I recall some years ago visiting a hotel, and encountering a young man wearing a yarmulke. We met in the lobby of the hotel. After we got on the elevator, he asked me for a favor. He asked me if I would unlock the door of his hotel room for him. You see, the hotel has electronic locks, and operating the hotel's lock was, in the view of this Jewish man, a violation of the Sabbath.
Oddly, he had not the least compunction in asking me to violate the Sabbath for him. I disagreed with the man's theonomy, and so I agreed to assist. I pressed the elevator button for him, and I unlocked his door for him. I thought it would be pointless to dispute the matter with him.
Later I investigated whether this was normal or not. After all, normally if something is wrong, it is wrong to ask someone else to do that wrong thing for you. One cannot ask a stranger on a train to murder one's father, nor (thought I) could one ask a stranger in a hotel lobby to violate the Sabbath. It turns out that the standard Jewish response to the latter question is to distinguish.
Apparently, the standard Jewish answer is that the Sabbath is only for the Jews, not for the Gentiles. Thus, it's perfectly ok for me (who the young man assumed to be a Gentile) to break the Sabbath, but not ok for me to kill (since prohibitions on murder are more universal).
Why do I bring this up now? The reason I bring it up is because I had a tasty dinner of Rotini with Meat Sauce on a Friday during Lent. I'm interested in Catholic opinion on the matter. Do Catholics think that Lent applies to Christians that are not Catholics? What about to formal/material heretics? In other words, is Lent to Catholics as the Sabbath is to Jews?
On the other side of the spectrum, I am aware that Ramadan in some Muslim countries is enforced by the police. It is not a defense to a charge of breaking Ramadan in any public place that you are not a Muslim.
Furthermore, such a view is not entirely outside Catholicism. Recall that the Fourth Lateran Council decreed:
68. Jews appearing in public
A difference of dress distinguishes Jews or Saracens from Christians in some provinces, but in others a certain confusion has developed so that they are indistinguishable. Whence it sometimes happens that by mistake Christians join with Jewish or Saracen women, and Jews or Saracens with christian women. In order that the offence of such a damnable mixing may not spread further, under the excuse of a mistake of this kind, we decree that such persons of either sex, in every christian province and at all times, are to be distinguished in public from other people by the character of their dress -- seeing moreover that this was enjoined upon them by Moses himself, as we read. They shall not appear in public at all on the days of lamentation and on passion Sunday; because some of them on such days, as we have heard, do not blush to parade in very ornate dress and are not afraid to mock Christians who are presenting a memorial of the most sacred passion and are displaying signs of grief. What we most strictly forbid however, is that they dare in any way to break out in derision of the Redeemer. We order secular princes to restrain with condign punishment those who do so presume, lest they dare to blaspheme in any way him who was crucified for us, since we ought not to ignore insults against him who blotted out our wrongdoings.

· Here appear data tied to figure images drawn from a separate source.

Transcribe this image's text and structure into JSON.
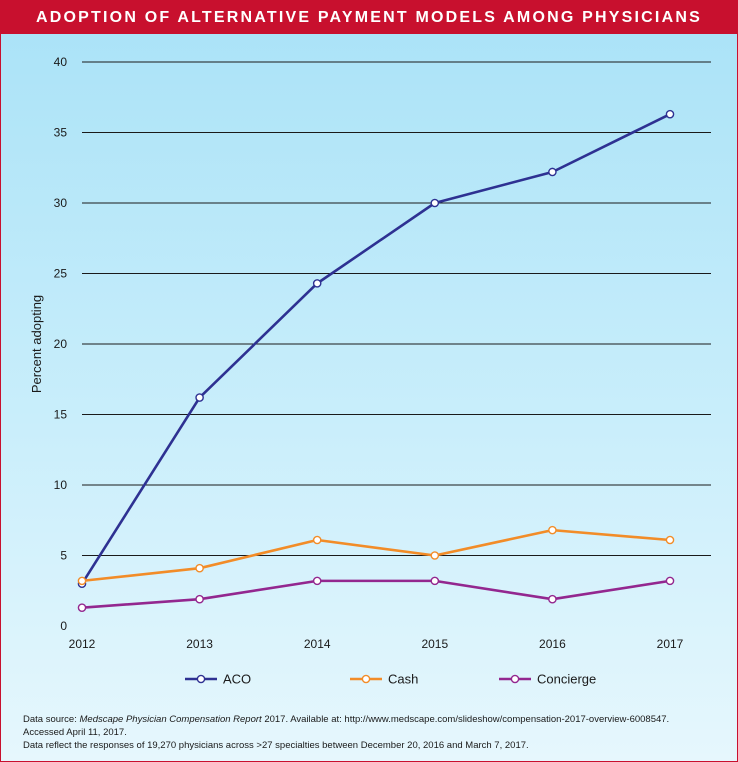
{
  "header": {
    "title": "ADOPTION OF ALTERNATIVE PAYMENT MODELS AMONG PHYSICIANS"
  },
  "colors": {
    "accent": "#c8102e",
    "ACO": "#2e3192",
    "Cash": "#f28c28",
    "Concierge": "#93278f"
  },
  "chart_data": {
    "type": "line",
    "title": "ADOPTION OF ALTERNATIVE PAYMENT MODELS AMONG PHYSICIANS",
    "xlabel": "",
    "ylabel": "Percent adopting",
    "x": [
      "2012",
      "2013",
      "2014",
      "2015",
      "2016",
      "2017"
    ],
    "ylim": [
      0,
      40
    ],
    "yticks": [
      "0",
      "5",
      "10",
      "15",
      "20",
      "25",
      "30",
      "35",
      "40"
    ],
    "grid": true,
    "legend_position": "bottom",
    "series": [
      {
        "name": "ACO",
        "values": [
          3,
          16.2,
          24.3,
          30,
          32.2,
          36.3
        ]
      },
      {
        "name": "Cash",
        "values": [
          3.2,
          4.1,
          6.1,
          5,
          6.8,
          6.1
        ]
      },
      {
        "name": "Concierge",
        "values": [
          1.3,
          1.9,
          3.2,
          3.2,
          1.9,
          3.2
        ]
      }
    ]
  },
  "notes": {
    "source_prefix": "Data source: ",
    "source_title": "Medscape Physician Compensation Report",
    "source_rest": " 2017. Available at: http://www.medscape.com/slideshow/compensation-2017-overview-6008547.",
    "accessed": "Accessed April 11, 2017.",
    "responses": "Data reflect the responses of 19,270 physicians across >27 specialties between December 20, 2016 and March 7, 2017."
  }
}
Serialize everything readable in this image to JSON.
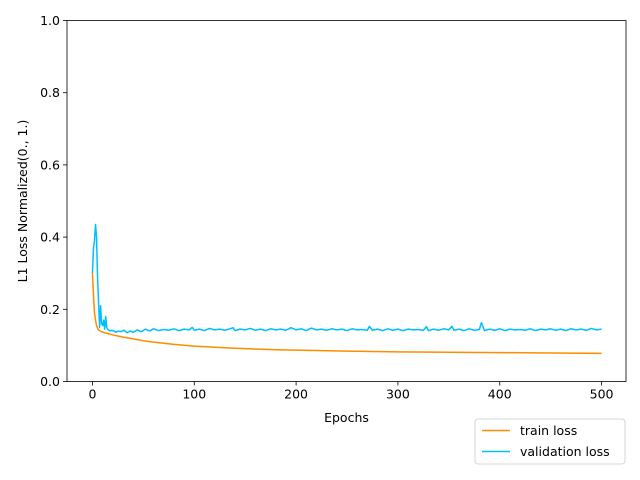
{
  "chart_data": {
    "type": "line",
    "title": "",
    "xlabel": "Epochs",
    "ylabel": "L1 Loss Normalized(0., 1.)",
    "xlim": [
      -25,
      524
    ],
    "ylim": [
      0.0,
      1.0
    ],
    "xticks": [
      0,
      100,
      200,
      300,
      400,
      500
    ],
    "yticks": [
      0.0,
      0.2,
      0.4,
      0.6,
      0.8,
      1.0
    ],
    "xtick_labels": [
      "0",
      "100",
      "200",
      "300",
      "400",
      "500"
    ],
    "ytick_labels": [
      "0.0",
      "0.2",
      "0.4",
      "0.6",
      "0.8",
      "1.0"
    ],
    "grid": false,
    "legend_position": "below-right",
    "series": [
      {
        "name": "train loss",
        "color": "#ff8c00",
        "x": [
          0,
          1,
          2,
          3,
          4,
          5,
          6,
          8,
          10,
          12,
          15,
          20,
          25,
          30,
          40,
          50,
          60,
          70,
          80,
          100,
          120,
          140,
          160,
          180,
          200,
          250,
          300,
          350,
          400,
          450,
          500
        ],
        "y": [
          0.3,
          0.24,
          0.19,
          0.17,
          0.155,
          0.148,
          0.143,
          0.139,
          0.137,
          0.135,
          0.133,
          0.129,
          0.126,
          0.123,
          0.118,
          0.113,
          0.109,
          0.106,
          0.103,
          0.098,
          0.095,
          0.092,
          0.09,
          0.088,
          0.087,
          0.084,
          0.082,
          0.081,
          0.08,
          0.079,
          0.078
        ]
      },
      {
        "name": "validation loss",
        "color": "#00bfff",
        "x": [
          0,
          1,
          2,
          3,
          4,
          5,
          6,
          7,
          8,
          9,
          10,
          11,
          12,
          13,
          14,
          15,
          17,
          19,
          21,
          23,
          25,
          28,
          31,
          34,
          37,
          40,
          44,
          48,
          52,
          56,
          60,
          65,
          70,
          75,
          80,
          85,
          90,
          95,
          98,
          100,
          105,
          110,
          115,
          120,
          125,
          130,
          135,
          138,
          140,
          145,
          150,
          155,
          160,
          165,
          170,
          175,
          180,
          185,
          190,
          195,
          200,
          205,
          210,
          215,
          220,
          225,
          230,
          235,
          240,
          245,
          250,
          255,
          260,
          265,
          270,
          272,
          275,
          280,
          285,
          290,
          295,
          300,
          305,
          310,
          315,
          320,
          325,
          328,
          330,
          335,
          340,
          345,
          350,
          353,
          355,
          360,
          365,
          370,
          375,
          380,
          382,
          385,
          390,
          395,
          400,
          405,
          410,
          415,
          420,
          425,
          430,
          435,
          440,
          445,
          450,
          455,
          460,
          465,
          470,
          475,
          480,
          485,
          490,
          495,
          500
        ],
        "y": [
          0.3,
          0.37,
          0.39,
          0.435,
          0.4,
          0.29,
          0.22,
          0.15,
          0.21,
          0.16,
          0.155,
          0.17,
          0.145,
          0.18,
          0.15,
          0.145,
          0.14,
          0.142,
          0.14,
          0.136,
          0.14,
          0.138,
          0.142,
          0.135,
          0.14,
          0.136,
          0.143,
          0.138,
          0.145,
          0.14,
          0.146,
          0.141,
          0.144,
          0.142,
          0.146,
          0.141,
          0.145,
          0.143,
          0.15,
          0.142,
          0.145,
          0.141,
          0.147,
          0.143,
          0.145,
          0.142,
          0.146,
          0.149,
          0.141,
          0.145,
          0.143,
          0.147,
          0.142,
          0.145,
          0.141,
          0.146,
          0.143,
          0.145,
          0.142,
          0.149,
          0.143,
          0.146,
          0.141,
          0.148,
          0.143,
          0.145,
          0.142,
          0.146,
          0.143,
          0.145,
          0.141,
          0.146,
          0.143,
          0.144,
          0.142,
          0.153,
          0.142,
          0.145,
          0.141,
          0.146,
          0.142,
          0.145,
          0.141,
          0.145,
          0.143,
          0.144,
          0.142,
          0.152,
          0.141,
          0.145,
          0.142,
          0.146,
          0.143,
          0.153,
          0.142,
          0.145,
          0.141,
          0.146,
          0.142,
          0.144,
          0.163,
          0.141,
          0.145,
          0.142,
          0.146,
          0.141,
          0.145,
          0.143,
          0.144,
          0.142,
          0.146,
          0.141,
          0.145,
          0.143,
          0.146,
          0.142,
          0.145,
          0.141,
          0.146,
          0.143,
          0.145,
          0.142,
          0.147,
          0.143,
          0.145
        ]
      }
    ]
  }
}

So then, the simple question is: is my consumption of Rotini with meat sauce on Friday during Lent a mortal sin for me, or only for my Catholic neighbors? Is Lent more like Ramadan or the Jewish Sabbath? And if the latter, would you please pass the meatballs?
UPDATE: I realize that Orthodox views on Lenten fasting are somewhat diferent. I'd be interested in Orthodox thoughts on whether it is sin for Reformed Christians to violate the various prohibitions on eating, drinking, and sex during that period.
Further Update: Thanks to Reginald for his well-reasoned response from a Catholic perspective here (link). If I may summarize his answer: in his view it is more like the Jewish Sabbath, in that it is permitted for non-Catholics to ignore the fast, because the moral basis of obligation is dependent on the duty of Catholics to obey their church.